I do not mean to condemn the lecture method absolutely. There are certain lines of work in which it is quite necessary. This is true in some advanced courses, especially in the sciences, where an instructor is doing both lines of university work—carrying on research and giving his advanced students the results of his findings. Of course these have not yet been embodied in a text or other printed form and cannot be thus given.
And this same justification can be urged for some of the work in our professional schools where both the material used and the end sought are different. In still another line of work the lecture is permissible—if it deal with a relatively new subject or with new phases of an old subject not yet covered by a satisfactory text. But here it need not continue long because some enterprising instructor will soon satisfy the need. The formal lecture has therefore no place in the earlier and but slight place in the later years of undergraduate work. Its place should be taken by the text and reference book and the class discussion. One of the finest accomplishments that we can help our students to gain is the ability to master the book.
Then, in conclusion, touching the matter of teaching, fidelity to truth compels me to admit, tho reluctantly, that much of it is very poor. It satisfies the external demands and that is about all. It is not of a character to kindle enthusiasm nor to develop high ideals of scholarship. Much of it, I said, not all. Every institution has some good teachers, some very excellent ones, but no institution is overstockt with species of that genus. The great majority of our undergraduates are poorly taught. That examination mortality is not greater than it is is due to two fine qualities, one in the student body and the other in the instructors. It speaks eloquently of the initiative of the students, and demonstrates that instructors can be fair even if they can't teach. Many times we know that we are to blame for the poor work of the student and, knowing it, will not visit the penalty upon the unoffending head.
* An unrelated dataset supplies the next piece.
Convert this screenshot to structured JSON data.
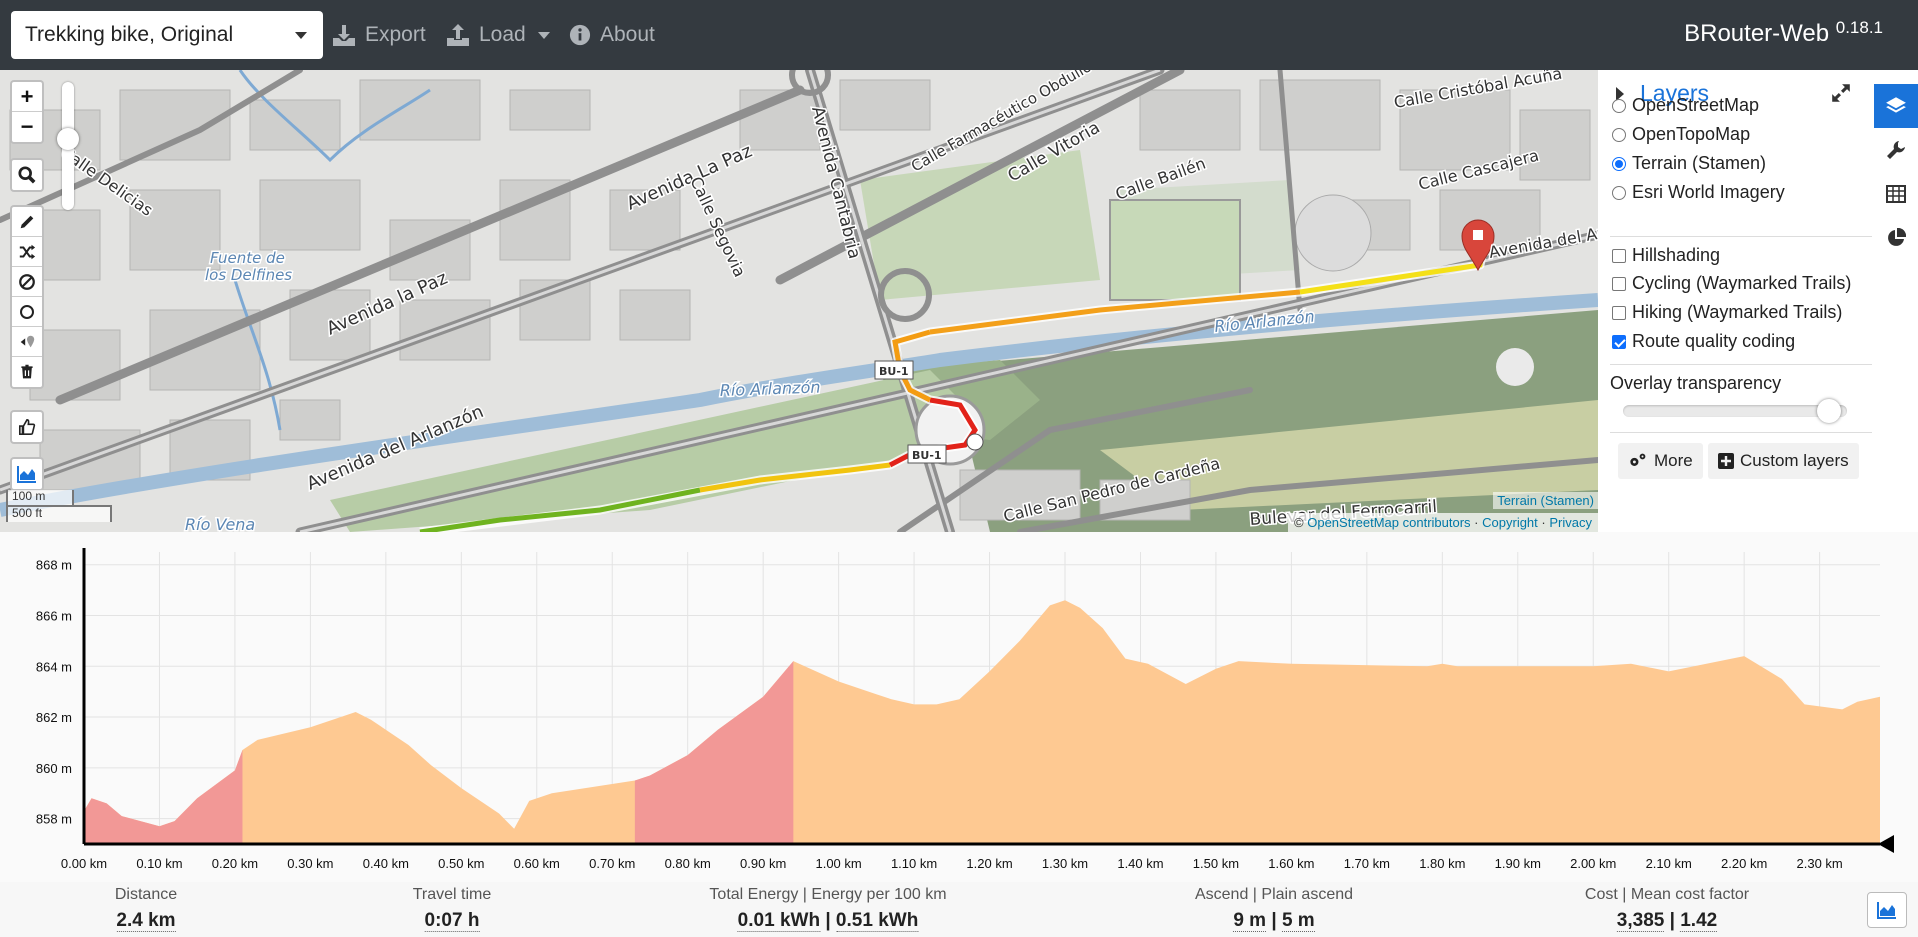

The reason for this lamentable situation can be traced to two practises: In the first place, up to the present time, as said before, very few prospective college teachers have made any professional preparation for their work as teachers. In the second place, it is the almost universal custom to place the freshmen and sophomores, by all means our largest classes and the ones in greatest need of skilled teachers, in the hands of young instructors who have not yet learned how to teach. Relief will come thru two changes; first, when either the State or the governing board of the college shall demand professional preparation of every one allowed to occupy a teaching position, just as we do now for positions in the elementary and secondary schools. And if any one should raise a question as to the value of such preparation, my only but all-sufficient answer is to point to the universally recognized improvement in the character of teaching in those parts of our educational system since that requirement was put into effect. And the second needed change is this—for Presidents seeking teachers to ask candidates two questions instead of one as heretofore: first, of course, the question should be, "What do you know?" Satisfied as to that, let the second come clear and strong, "Can you teach?" And until an affirmative answer is demonstrated, let the appointment be withheld. It might be salutary, too, in dealing with the forces on the ground, to follow President Foster's suggestion given in these words: "It would be well if more teachers were dismissed because they fail to stimulate thinking of any kind."